In Nigeria, inclusion of up to 30% maize cobs in the diets of West African Dwarf goats (supplemented with brewers grains, wheat offal and palm kernel cake) gave the best growth performance. There were no deleterious effects on the haematological and serum biochemical parameters and, therefore, they were considered safe to include in ruminant diets up to 30% (Ogunleke et al., 2014). In India, adult goats were maintained on a diet of 60% maize cobs and 40% commercial mixture (Rajmane et al., 2000). Ground maize cobs (8-mm sieve) were fed ad libitum, either in a mash or pelleted, as roughage for adult goats (with 250 g/d of concentrate mixture) without any deleterious effect, but pelleting improved nutrient utilization (Reddy et al., 1991).
Chemically treated maize cobs
Numerous trials conducted in the USA in the 1970s showed that ensiled maize cobs treated with NaOH, KCl or Ca(OH)2 (or combinations of these treatments) gave similar or even better performance in steers and lambs than maize silage, even when maize cobs were included at 70-80% of the diet, provided that the diet was adequately supplemented (see review by Demarquilly et al., 1976).
In crossbred dairy cows in Pakistan, ensiling maize cobs treated with 5% urea, with an additive of 6% maize dextrose, improved N retention and dairy performance compared to urea-treated cobs ensiled without dextrose (Khan et al., 2004).

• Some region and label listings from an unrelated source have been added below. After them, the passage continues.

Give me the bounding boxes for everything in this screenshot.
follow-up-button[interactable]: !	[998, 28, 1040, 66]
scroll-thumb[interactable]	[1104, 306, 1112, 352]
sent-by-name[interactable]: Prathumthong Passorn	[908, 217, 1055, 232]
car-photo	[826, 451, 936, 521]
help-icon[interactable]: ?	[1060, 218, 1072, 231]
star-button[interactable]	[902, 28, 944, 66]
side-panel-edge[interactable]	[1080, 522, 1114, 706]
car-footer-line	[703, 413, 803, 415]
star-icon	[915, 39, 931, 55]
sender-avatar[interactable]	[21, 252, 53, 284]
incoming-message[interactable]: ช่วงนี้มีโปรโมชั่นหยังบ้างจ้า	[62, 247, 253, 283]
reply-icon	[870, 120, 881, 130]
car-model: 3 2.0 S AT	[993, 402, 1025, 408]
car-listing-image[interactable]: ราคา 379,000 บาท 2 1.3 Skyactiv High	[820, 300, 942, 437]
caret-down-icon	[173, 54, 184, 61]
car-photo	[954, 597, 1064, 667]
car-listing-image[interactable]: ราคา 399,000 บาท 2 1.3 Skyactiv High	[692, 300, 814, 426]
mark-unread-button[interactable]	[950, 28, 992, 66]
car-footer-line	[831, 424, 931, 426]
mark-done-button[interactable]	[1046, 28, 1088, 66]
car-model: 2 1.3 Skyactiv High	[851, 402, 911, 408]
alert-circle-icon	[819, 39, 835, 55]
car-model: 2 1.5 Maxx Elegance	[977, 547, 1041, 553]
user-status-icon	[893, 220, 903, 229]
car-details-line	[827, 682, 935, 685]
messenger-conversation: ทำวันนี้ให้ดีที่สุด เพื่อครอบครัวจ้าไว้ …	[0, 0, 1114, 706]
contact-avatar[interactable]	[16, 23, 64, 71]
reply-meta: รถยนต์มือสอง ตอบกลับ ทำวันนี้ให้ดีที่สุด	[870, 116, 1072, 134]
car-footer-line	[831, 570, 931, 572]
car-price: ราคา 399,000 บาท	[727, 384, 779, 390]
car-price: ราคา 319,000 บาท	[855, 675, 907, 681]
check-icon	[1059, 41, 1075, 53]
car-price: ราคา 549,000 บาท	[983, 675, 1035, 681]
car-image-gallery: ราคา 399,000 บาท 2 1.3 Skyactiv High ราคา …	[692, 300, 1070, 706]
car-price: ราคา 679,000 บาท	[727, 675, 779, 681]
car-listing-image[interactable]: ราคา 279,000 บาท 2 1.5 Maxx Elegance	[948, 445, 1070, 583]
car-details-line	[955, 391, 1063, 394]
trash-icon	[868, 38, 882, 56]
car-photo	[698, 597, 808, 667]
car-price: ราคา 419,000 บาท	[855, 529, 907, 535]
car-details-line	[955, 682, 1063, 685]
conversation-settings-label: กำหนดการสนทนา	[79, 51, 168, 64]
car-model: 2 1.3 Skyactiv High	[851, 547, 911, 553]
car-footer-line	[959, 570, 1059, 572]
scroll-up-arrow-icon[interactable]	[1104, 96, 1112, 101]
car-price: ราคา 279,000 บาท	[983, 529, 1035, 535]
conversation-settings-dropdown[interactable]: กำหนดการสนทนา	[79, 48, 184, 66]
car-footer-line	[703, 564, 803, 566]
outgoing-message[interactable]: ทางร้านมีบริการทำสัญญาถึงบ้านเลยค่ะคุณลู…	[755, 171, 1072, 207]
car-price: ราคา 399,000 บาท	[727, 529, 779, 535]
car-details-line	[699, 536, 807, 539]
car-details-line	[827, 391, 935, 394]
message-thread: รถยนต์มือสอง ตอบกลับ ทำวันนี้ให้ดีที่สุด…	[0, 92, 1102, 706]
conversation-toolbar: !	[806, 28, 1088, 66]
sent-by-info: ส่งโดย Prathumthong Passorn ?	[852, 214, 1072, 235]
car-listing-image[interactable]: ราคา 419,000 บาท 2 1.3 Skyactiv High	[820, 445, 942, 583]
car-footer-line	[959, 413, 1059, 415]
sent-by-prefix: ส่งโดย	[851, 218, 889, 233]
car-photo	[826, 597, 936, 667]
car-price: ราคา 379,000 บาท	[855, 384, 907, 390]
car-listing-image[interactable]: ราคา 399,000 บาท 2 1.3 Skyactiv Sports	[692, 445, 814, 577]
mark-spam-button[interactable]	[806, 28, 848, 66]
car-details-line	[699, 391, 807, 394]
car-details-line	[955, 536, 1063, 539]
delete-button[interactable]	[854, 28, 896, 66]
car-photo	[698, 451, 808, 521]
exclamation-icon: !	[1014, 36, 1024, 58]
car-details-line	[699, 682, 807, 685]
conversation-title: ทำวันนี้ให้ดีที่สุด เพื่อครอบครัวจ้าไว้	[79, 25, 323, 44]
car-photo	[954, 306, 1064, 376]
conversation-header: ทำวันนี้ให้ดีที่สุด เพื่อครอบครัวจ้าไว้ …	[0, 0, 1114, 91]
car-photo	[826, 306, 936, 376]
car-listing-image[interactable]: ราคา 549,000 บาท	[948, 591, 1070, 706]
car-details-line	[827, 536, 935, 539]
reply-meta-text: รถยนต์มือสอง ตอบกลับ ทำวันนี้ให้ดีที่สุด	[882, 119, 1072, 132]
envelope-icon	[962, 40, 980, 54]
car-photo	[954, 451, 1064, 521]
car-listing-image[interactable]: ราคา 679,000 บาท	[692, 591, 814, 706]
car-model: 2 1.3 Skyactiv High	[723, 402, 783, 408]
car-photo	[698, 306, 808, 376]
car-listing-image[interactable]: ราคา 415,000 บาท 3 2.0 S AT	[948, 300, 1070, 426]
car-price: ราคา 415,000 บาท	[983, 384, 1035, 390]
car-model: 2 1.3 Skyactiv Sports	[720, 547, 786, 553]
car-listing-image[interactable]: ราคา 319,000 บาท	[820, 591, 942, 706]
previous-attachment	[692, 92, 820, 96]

In the USA, steers fed 80% ensiled maize cobs treated with 3% KCl had a daily gain almost twice that of steers fed maize silage (0.73 vs. 0.30 kg/d) (Koers et al., 1970).
Ground maize cobs fed to swamp buffaloes with urea at 15 g/kg were efficiently utilised in the rumen, and thus provided good fermentation end-products and an improved rumen ecology (Wanapat et al., 2009).
In the USA, lambs fed ensiled maize cobs treated with 4% NaOH had average daily gains similar to those obtained with maize silage (Koers et al., 1972). In rations for growing lambs, treating and ensiling ground maize cobs with 3% NaOH plus 1% Ca(OH)2 increased average daily gain, feed intake and feed efficiency over cobs treated with 4% NaOH (0.15 kg/d vs. 0.12 kg/d), possibly because of the lower concentration of Na (Rounds et al., 1976). In Egypt, feeding rams ad libitum with maize cobs treated with 1% urea (supplemented with 500 g/d of a commercial mixture) had beneficial effects on body weight, daily gain and reproductive performance (testosterone production, semen quality, ram fertility) (Megahed et al., 2006).